E o os olhos maternais? Neles, o perdão não tem medida. Clemência maior não há. Vale a pena, também, olhar os olhos mágicos da criança. Em cada coisa vista, outras se agregam ludicamente. Uma pedra nunca é uma pedra só. Mais do que pedra, dinossauro, foguete, monstro, caminhão, revólver... até coisa sem nome, posto não existir ainda.
Tendo a história por fazer, o tempo tem pressa. Então a escola se apressa, sabe que precisa castrar os olhos infantis. Afinal, já se anuncia a chegada da idade adulta. Hora de educar para a realidade da vida. Nessa nova pedagogia, pouco vale a poesia nos olhos da criança. O cotidiano dos homens sérios reclama um outro jeito de olhar. Reclama olhos contábeis do somar, do subtrair e, sobretudo, do multiplicar. Hora, enfim, de ver na conta o que realmente conta.
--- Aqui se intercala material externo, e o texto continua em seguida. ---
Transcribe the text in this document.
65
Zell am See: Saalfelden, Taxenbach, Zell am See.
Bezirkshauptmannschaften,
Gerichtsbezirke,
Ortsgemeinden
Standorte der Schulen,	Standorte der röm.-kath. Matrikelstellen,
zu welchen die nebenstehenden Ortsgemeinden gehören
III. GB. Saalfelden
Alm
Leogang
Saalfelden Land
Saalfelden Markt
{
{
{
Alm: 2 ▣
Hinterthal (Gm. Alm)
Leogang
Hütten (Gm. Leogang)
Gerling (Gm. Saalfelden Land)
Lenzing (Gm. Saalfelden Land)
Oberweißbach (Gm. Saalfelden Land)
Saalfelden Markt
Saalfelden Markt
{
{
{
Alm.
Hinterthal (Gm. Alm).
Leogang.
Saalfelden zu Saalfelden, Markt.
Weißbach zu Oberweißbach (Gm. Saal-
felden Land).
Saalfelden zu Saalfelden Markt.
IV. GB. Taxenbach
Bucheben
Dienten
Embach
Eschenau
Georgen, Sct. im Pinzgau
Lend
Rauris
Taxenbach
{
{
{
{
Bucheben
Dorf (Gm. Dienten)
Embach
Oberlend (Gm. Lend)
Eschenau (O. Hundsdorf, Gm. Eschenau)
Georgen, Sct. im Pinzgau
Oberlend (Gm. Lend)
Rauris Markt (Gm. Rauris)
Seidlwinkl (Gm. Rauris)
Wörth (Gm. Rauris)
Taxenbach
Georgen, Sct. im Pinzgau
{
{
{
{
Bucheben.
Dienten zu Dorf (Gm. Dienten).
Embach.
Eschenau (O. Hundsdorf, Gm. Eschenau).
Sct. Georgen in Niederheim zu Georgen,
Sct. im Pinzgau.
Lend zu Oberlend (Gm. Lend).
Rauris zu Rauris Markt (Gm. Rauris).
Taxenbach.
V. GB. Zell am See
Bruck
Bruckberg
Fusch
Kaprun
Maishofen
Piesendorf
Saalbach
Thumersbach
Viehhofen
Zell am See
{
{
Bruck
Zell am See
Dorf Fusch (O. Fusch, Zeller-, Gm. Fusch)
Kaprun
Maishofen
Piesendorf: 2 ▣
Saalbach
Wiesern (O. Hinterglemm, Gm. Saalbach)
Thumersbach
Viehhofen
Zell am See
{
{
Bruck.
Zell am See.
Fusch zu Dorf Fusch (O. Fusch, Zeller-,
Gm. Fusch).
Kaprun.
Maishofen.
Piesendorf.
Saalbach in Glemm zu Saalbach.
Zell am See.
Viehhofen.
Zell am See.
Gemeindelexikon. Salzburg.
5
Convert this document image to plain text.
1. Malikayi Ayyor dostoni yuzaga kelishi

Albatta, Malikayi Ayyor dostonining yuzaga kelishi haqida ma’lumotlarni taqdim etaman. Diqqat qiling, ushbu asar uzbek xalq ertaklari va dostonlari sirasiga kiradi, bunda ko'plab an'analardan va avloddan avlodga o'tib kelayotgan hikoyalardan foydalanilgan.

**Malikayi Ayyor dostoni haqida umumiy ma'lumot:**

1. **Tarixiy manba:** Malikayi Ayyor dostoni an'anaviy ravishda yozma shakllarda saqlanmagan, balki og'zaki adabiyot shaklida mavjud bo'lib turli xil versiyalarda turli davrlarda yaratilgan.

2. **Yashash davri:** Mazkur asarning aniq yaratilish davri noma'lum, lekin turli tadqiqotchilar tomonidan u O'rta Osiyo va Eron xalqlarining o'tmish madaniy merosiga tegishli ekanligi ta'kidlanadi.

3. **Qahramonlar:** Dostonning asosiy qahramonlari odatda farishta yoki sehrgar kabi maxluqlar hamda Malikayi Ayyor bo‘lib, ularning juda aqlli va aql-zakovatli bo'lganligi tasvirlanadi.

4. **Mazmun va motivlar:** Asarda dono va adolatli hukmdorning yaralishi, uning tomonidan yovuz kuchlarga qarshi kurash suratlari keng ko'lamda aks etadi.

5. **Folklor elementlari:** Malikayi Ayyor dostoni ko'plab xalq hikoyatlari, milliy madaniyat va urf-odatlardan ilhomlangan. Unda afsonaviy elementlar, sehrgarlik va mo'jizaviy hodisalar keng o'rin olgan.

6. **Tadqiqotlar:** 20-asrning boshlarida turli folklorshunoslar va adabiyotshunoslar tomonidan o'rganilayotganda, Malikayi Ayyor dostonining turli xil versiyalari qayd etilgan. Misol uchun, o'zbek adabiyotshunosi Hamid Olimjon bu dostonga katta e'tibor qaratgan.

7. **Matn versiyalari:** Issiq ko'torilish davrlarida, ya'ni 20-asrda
Olhos poéticos sabidamente não contam. Poesia é apenas perfume, coisa epidérmica, nada produz, nada compra, nenhum espaço ocupa no bolso fundo ou na rica bolsa de valores. Disso sabendo, a escola, por força do seu compromisso pragmático, passa a investir fortemente na razão e quase nada na emoção. Muito no raciocínio, pouco na sensibilidade. Muito no homem competitivo, pouquíssimo no homem cooperativo. Assim de mãos dadas com o sistema, a escola aplaude os “winners”, que vão se dar bem na vida. Completamente esquecidos, ficam os “losers”, perdedores fracassados. Na lógica desse “american way of life”, é justo que fiquem pelo caminho todos os derrotados. Sem taça ou medalha na mão, nenhum pódio, pouco valem.
Claro que é preciso investir na razão, no intelecto, nas técnicas, a modernidade precisa desse homem pragmático. Só um idiota o negaria. Mas por que, em igual medida, não investir também no homem estético? Por que tão pouco no homem, cuja pele arrepia se tocada pela emoção. A escola há muito está manca. Teimosa, insiste em pender para um lado só.
Oportuno seria indagar como andam as linguagens estéticas, hoje, em nossas escolas. Como anda a poesia? O teatro? A dança? A pintura? A escultura? O cinema? A fotografia? A música? A arquitetura? As artes digitais? Como andam, em nossas escolas, todos esses estímulos estéticos formadores de um homem mais humano? Hoje, carência maior não há.
Além de ensinar a ler – coisa que, aliás, deixa muito a desejar, a escola deveria ensinar a ver. Que se estimule o cérebro, mas não se descuide dos olhos. Pelos olhos, o mundo ganha sentido e beleza. Pelos olhos, a lágrima ainda nos emociona e nos une. Olhemos, então, com olhos melhores a transformadora pedagogia do olhar.